UPDATE -- A jury has found the man accused of dismembering his own father guilty.
Matthew Marshall was found guilty of second-degree murder Thursday after hours of deliberations.
Matthew Marshall, the man accused of killing and dismembering his father, Rick Marshall, was suited and standing alone in court as the second day of trial unfolded.
Marshall was struggling throughout the trial, at one point the judge told him he was "floating around clueless." The judge made it clear, early on, it would be a bad idea for Marshall to represent himself, but still, he declined to work with a public defender.
As the state presented evidence to the judge and the jury, sitting a couple rows to the left of Matthew, was his mother, brother, and other family members listening intently as disturbing details were discussed.
Detectives found parts of Rick's body floating down a canal near the condo he shared with his tightly packed in a suitcase. Ricks torso was found near his home wrapped in a sheet under a pile of palm fronds.

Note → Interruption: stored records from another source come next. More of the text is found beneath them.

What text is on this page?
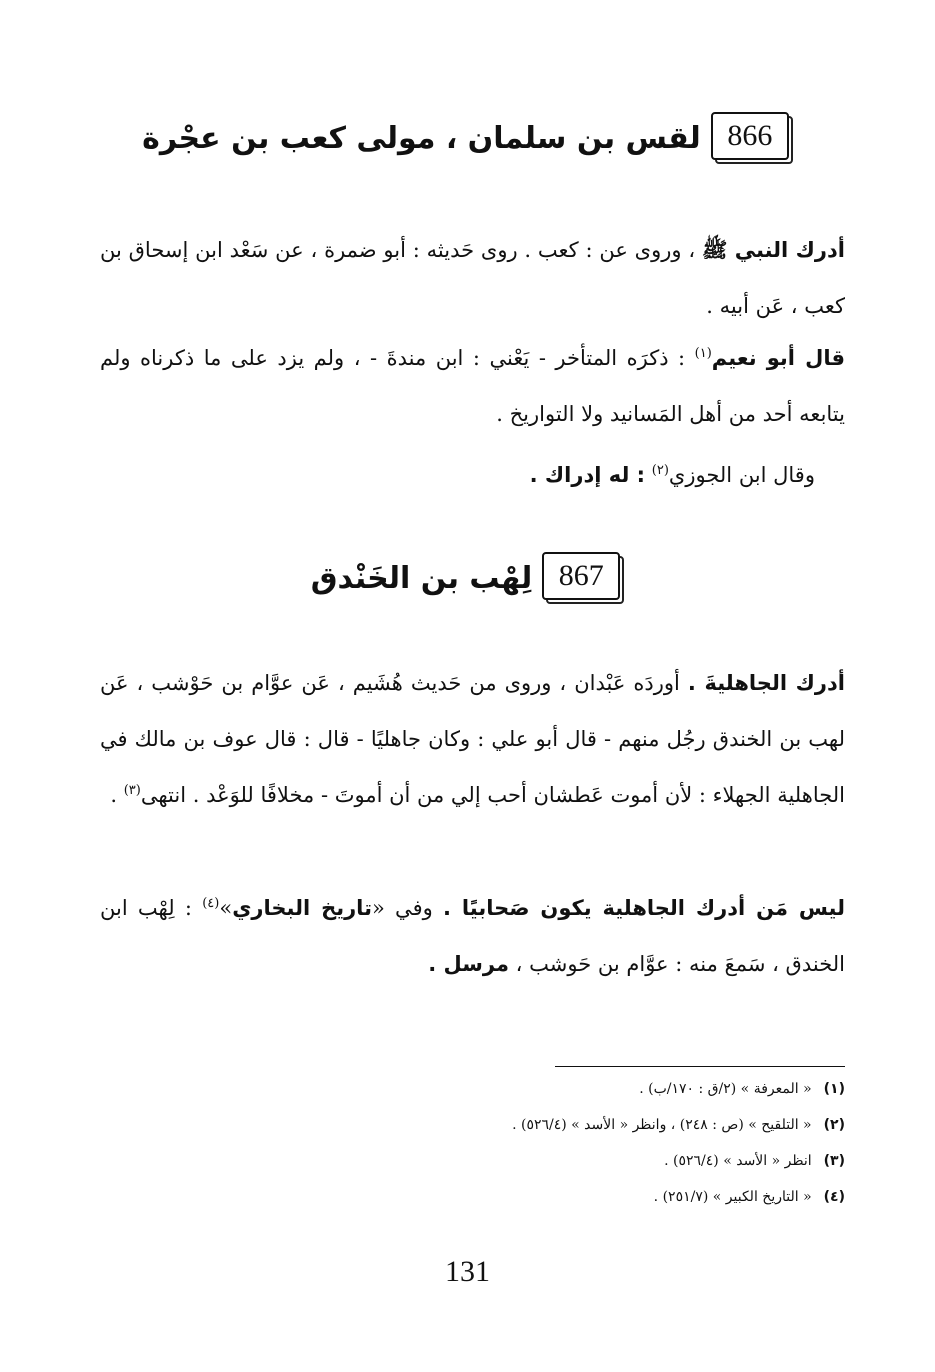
866
لقس بن سلمان ، مولى كعب بن عجْرة
أدرك النبي ﷺ ، وروى عن : كعب . روى حَديثه : أبو ضمرة ، عن سَعْد ابن إسحاق بن كعب ، عَن أبيه .
قال أبو نعيم$^{(١)}$ : ذكرَه المتأخر - يَعْني : ابن مندةَ - ، ولم يزد على ما ذكرناه ولم يتابعه أحد من أهل المَسانيد ولا التواريخ .
وقال ابن الجوزي$^{(٢)}$ : له إدراك .
867
لِهْب بن الخَنْدق
أدرك الجاهليةَ . أوردَه عَبْدان ، وروى من حَديث هُشَيم ، عَن عوَّام بن حَوْشب ، عَن لهب بن الخندق رجُل منهم - قال أبو علي : وكان جاهليًا - قال : قال عوف بن مالك في الجاهلية الجهلاء : لأن أموت عَطشان أحب إلي من أن أموتَ - مخلافًا للوَعْد . انتهى$^{(٣)}$ .
ليس مَن أدرك الجاهلية يكون صَحابيًا . وفي «تاريخ البخاري»$^{(٤)}$ : لِهْب ابن الخندق ، سَمعَ منه : عوَّام بن حَوشب ، مرسل .
(١)« المعرفة » (٢/ق : ١٧٠/ب) .
(٢)« التلقيح » (ص : ٢٤٨) ، وانظر « الأسد » (٥٢٦/٤) .
(٣)انظر « الأسد » (٥٢٦/٤) .
(٤)« التاريخ الكبير » (٢٥١/٧) .
131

"There was several layers of dirt shells, and vegetation that were accompanied with the body parts," a forensic specialist said. "There were fingernails."
Once detectives entered the condo Rick shared with his son Matthew, they were confronted with a strong bleach odor. One witness described the smell so strong it made her eyes water.
Other than the strong odor emerging from the rooms, the condo did not have any immediate evidence a crime scene. Forensic specialists, however, using a Blue Star, a forensic latent blood detection tool found revelations of blood stains on a closet, master bedroom, and a heavy presence in the master bathroom. The tool is used by crime investigators and is used to reveal blood stains that have been washed out, wiped off or which are invisible to the naked eye.
Matthew Marshall had the opportunity to cross-examine several forensic specialists at one point asking to walk him through the different stages of decomposition of a body.
The state has rested after hours of presenting evidence and questioning. The trial will resume Wednesday Oct. 10.